Although a low margin business, London’s clearing houses help cement its status as the world’s biggest centre for trading derivatives, adding to its attractiveness as a base for global banks.
Brexit has already prompted banks to shift hundreds of jobs to their EU hubs, and lobby groups have warned that more roles could leave the British capital if euro clearing shifts to the euro zone.
LCH clears the bulk of euro-denominated interest rate swaps that are used by companies across the EU to insure themselves against adverse moves in borrowing costs.
But the location of euro derivatives clearing in London has long been a point of tension between Britain, which is keen to maintain the City’s pre-eminent role in global finance, and the EU, where policymakers want euro zone activity under the eye of the European Central Bank.
The EU has acknowledged that a sudden cut-off in access could undermine financial stability as users sought to shift large derivatives positions at short notice, giving it little choice but to grant what it has dubbed “time limited” access.
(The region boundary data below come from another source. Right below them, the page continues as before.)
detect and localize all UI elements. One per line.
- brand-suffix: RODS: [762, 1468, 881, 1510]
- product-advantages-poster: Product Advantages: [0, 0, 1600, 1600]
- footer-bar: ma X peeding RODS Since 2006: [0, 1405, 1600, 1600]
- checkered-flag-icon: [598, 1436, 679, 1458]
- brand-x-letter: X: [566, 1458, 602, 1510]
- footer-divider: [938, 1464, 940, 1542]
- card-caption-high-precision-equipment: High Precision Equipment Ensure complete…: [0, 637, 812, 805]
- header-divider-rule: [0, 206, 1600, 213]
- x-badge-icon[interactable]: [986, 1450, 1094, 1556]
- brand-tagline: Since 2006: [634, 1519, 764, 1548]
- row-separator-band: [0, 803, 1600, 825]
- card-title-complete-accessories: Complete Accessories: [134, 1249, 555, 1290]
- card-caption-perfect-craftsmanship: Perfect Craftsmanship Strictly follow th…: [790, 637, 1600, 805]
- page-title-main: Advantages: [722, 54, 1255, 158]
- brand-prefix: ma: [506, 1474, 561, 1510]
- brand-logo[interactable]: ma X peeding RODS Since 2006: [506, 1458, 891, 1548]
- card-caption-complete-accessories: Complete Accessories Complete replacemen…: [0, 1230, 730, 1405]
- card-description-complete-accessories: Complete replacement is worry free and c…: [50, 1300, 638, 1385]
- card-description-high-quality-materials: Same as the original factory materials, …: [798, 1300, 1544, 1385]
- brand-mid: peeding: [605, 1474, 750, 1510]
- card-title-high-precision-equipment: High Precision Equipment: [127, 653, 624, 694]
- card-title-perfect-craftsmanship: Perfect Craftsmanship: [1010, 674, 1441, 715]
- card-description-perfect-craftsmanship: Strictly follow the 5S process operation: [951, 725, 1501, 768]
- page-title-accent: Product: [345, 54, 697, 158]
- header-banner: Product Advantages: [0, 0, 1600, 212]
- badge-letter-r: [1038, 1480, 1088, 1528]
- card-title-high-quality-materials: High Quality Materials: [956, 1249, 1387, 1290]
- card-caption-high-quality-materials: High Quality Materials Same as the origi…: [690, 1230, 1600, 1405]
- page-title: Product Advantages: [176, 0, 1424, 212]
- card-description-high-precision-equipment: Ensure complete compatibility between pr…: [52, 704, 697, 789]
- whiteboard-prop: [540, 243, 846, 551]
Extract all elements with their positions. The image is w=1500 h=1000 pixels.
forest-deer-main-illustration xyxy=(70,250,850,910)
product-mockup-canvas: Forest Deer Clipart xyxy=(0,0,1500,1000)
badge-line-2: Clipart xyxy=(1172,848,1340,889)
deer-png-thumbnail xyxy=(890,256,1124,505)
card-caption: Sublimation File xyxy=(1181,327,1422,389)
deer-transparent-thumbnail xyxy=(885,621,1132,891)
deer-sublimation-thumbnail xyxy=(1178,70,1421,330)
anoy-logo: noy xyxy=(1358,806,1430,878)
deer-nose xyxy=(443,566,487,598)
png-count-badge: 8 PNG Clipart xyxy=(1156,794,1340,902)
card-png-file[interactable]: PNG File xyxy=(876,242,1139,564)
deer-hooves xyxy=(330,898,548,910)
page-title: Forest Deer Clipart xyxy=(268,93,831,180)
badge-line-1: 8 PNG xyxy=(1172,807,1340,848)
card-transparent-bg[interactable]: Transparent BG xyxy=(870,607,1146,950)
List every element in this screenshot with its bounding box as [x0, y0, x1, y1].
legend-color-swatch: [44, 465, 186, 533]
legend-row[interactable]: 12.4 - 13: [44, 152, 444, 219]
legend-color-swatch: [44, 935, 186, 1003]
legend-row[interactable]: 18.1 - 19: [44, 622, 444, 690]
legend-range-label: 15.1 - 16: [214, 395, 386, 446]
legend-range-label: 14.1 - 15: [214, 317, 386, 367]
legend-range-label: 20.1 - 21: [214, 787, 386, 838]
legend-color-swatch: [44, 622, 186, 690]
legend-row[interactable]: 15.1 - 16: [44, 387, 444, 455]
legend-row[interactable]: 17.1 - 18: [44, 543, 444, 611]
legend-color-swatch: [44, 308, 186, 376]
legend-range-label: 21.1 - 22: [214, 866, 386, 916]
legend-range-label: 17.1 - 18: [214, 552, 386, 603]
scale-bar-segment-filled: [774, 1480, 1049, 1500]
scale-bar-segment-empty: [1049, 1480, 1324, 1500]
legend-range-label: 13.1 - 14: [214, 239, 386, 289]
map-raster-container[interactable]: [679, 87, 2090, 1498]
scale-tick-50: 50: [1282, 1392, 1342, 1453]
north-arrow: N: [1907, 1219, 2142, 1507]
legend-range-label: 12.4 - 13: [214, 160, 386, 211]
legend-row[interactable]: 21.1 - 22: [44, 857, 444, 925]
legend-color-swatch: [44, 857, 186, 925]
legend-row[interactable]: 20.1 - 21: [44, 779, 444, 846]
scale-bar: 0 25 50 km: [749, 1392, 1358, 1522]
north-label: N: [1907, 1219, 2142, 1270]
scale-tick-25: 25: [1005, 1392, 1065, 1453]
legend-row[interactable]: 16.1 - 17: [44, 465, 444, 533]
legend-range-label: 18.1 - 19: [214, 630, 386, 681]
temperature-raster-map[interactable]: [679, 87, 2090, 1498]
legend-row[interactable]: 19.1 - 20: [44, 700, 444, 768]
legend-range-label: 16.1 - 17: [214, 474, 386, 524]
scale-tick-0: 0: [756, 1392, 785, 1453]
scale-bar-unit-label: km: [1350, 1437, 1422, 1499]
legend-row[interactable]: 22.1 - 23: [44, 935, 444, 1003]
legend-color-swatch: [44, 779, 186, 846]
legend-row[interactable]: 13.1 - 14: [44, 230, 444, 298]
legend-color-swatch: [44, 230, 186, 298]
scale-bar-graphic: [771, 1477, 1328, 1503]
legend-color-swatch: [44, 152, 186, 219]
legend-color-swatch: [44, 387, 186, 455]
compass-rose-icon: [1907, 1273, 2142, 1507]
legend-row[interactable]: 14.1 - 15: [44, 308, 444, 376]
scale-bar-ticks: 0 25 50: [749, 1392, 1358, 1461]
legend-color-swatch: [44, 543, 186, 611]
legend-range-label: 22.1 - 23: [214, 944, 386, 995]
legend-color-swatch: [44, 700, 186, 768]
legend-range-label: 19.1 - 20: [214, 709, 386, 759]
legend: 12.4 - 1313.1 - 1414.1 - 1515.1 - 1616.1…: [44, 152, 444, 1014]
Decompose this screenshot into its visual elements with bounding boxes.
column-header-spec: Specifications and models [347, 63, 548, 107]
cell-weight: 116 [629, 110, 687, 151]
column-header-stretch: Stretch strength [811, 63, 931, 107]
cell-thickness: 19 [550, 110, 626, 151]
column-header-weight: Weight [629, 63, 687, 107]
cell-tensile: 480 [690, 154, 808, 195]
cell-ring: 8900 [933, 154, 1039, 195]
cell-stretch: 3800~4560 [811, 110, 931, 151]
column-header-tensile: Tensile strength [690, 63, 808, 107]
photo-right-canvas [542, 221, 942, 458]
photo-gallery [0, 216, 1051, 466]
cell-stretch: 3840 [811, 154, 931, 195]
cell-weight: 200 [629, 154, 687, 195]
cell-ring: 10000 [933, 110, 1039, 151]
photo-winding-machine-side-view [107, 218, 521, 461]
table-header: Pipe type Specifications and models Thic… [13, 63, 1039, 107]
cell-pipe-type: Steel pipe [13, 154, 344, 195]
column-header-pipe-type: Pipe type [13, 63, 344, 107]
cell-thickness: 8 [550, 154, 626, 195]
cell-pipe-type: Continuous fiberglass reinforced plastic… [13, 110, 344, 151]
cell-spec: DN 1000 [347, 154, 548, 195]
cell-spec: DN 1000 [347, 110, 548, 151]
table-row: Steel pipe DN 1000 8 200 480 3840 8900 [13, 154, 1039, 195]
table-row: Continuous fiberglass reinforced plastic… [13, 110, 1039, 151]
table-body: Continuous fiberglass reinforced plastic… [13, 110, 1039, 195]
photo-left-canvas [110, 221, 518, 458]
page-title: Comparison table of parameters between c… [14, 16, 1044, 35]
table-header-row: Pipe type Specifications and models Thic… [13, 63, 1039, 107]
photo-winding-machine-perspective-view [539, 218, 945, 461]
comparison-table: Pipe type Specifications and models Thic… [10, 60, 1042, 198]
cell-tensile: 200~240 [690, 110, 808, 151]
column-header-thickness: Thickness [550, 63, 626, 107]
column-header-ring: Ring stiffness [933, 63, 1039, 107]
Industry sources said they expected the bloc’s executive European Commission to offer Britain an 18-month extension in euro clearing from January, subject to confirmation following a consultation with EU states launched on Monday.
“This is going to be good news,” one industry source said after market concerns that a shorter period was on the cards.
A European Commission official had told derivatives industry officials last Friday that a decision to grant access would be delayed from this week to later in the month due to Brussels’ concern over UK moves to partly breach its Brexit divorce settlement.
Granting only temporary access is aimed at putting pressure on banks in the EU to shift positions from London’s financial hub and to give more time for euro zone-based clearers such as Deutsche Boerse’s Eurex to build up capacity and market share in an orderly way.
The European Commission had no comment.